Tussen de datum waarop het hoger beroep is ingesteld, te weten 14 januari 2021, en de datum waarop het hof de uitspraak doet, 2 juni 2023, is een periode van ongeveer twee jaar en 5 maanden verstreken. Hieruit volgt dat het hof niet binnen twee jaar nadat het hoger beroep is ingesteld tot een einduitspraak is gekomen. Van bijzondere omstandigheden die deze overschrijding rechtvaardigt, is het hof niet gebleken.
Gelet op het feit dat het hof toepassing zal geven aan artikel 9a van het Wetboek van Strafrecht en de verdachte schuldig zal verklaren zonder oplegging van straf of maatregel, zal worden volstaan met de enkele constatering van de schending van de redelijke termijn.
Toepasselijke wettelijke voorschriften
De beslissing is gegrond op artikel 285 van het Wetboek van Strafrecht, zoals deze ten tijde van het bewezenverklaarde rechtens golden dan wel ten tijde van het wijzen van dit arrest rechtens gelden.

BESLISSING

Het hof:
Verklaart de verdachte niet-ontvankelijk in het hoger beroep, voor zover gericht tegen de beslissing ter zake van het onder 3 tenlastegelegde.
Vernietigt het vonnis waarvan beroep, voor zover aan het oordeel van het hof onderworpen, en doet in zoverre opnieuw recht.
Verklaart niet bewezen dat de verdachte het onder 1 tenlastegelegde heeft begaan en spreekt de verdachte daarvan vrij.
Verklaart zoals hiervoor overwogen bewezen dat de verdachte het onder 2 tenlastegelegde heeft begaan.
Verklaart niet bewezen hetgeen de verdachte meer of anders is tenlastegelegd dan hierboven is bewezenverklaard en spreekt de verdachte daarvan vrij.
Verklaart het onder 2 bewezenverklaarde strafbaar, kwalificeert dit als hiervoor vermeld en verklaart de verdachte strafbaar.
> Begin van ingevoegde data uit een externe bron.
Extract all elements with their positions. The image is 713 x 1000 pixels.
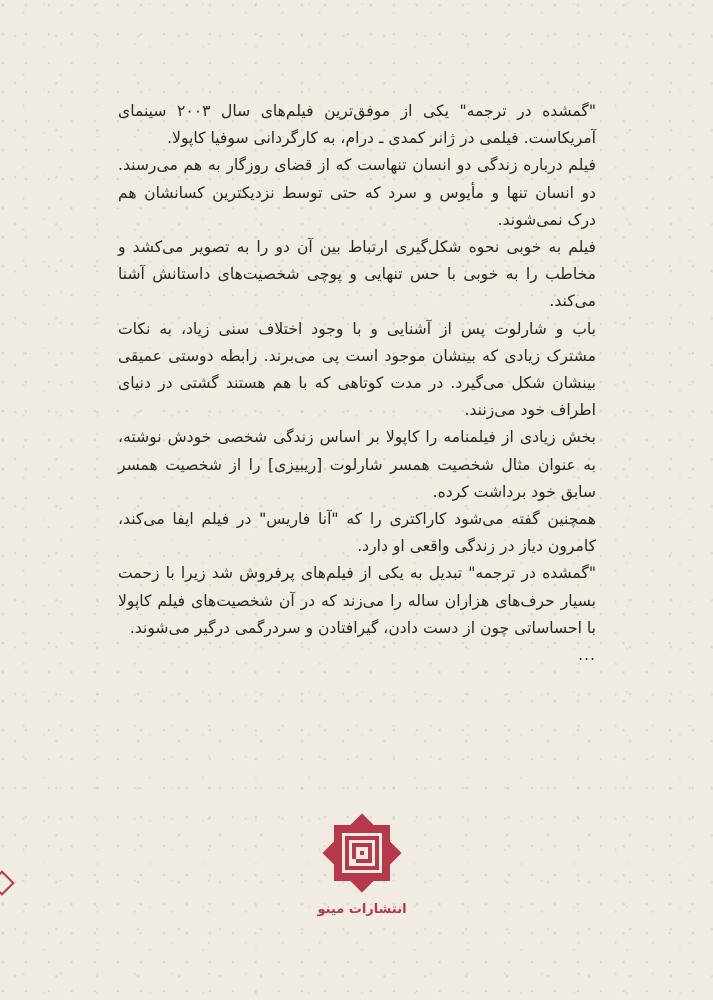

Bepaalt dat ter zake van het onder 2 bewezenverklaarde geen straf of maatregel wordt opgelegd.
Aldus gewezen door:
mr. A.R. Hartmann, voorzitter,
mr. S. Taalman en mr. W.F. Koolen, raadsheren,
in tegenwoordigheid van mr. N. Koop, griffier,
en op 2 juni 2023 ter openbare terechtzitting uitgesproken.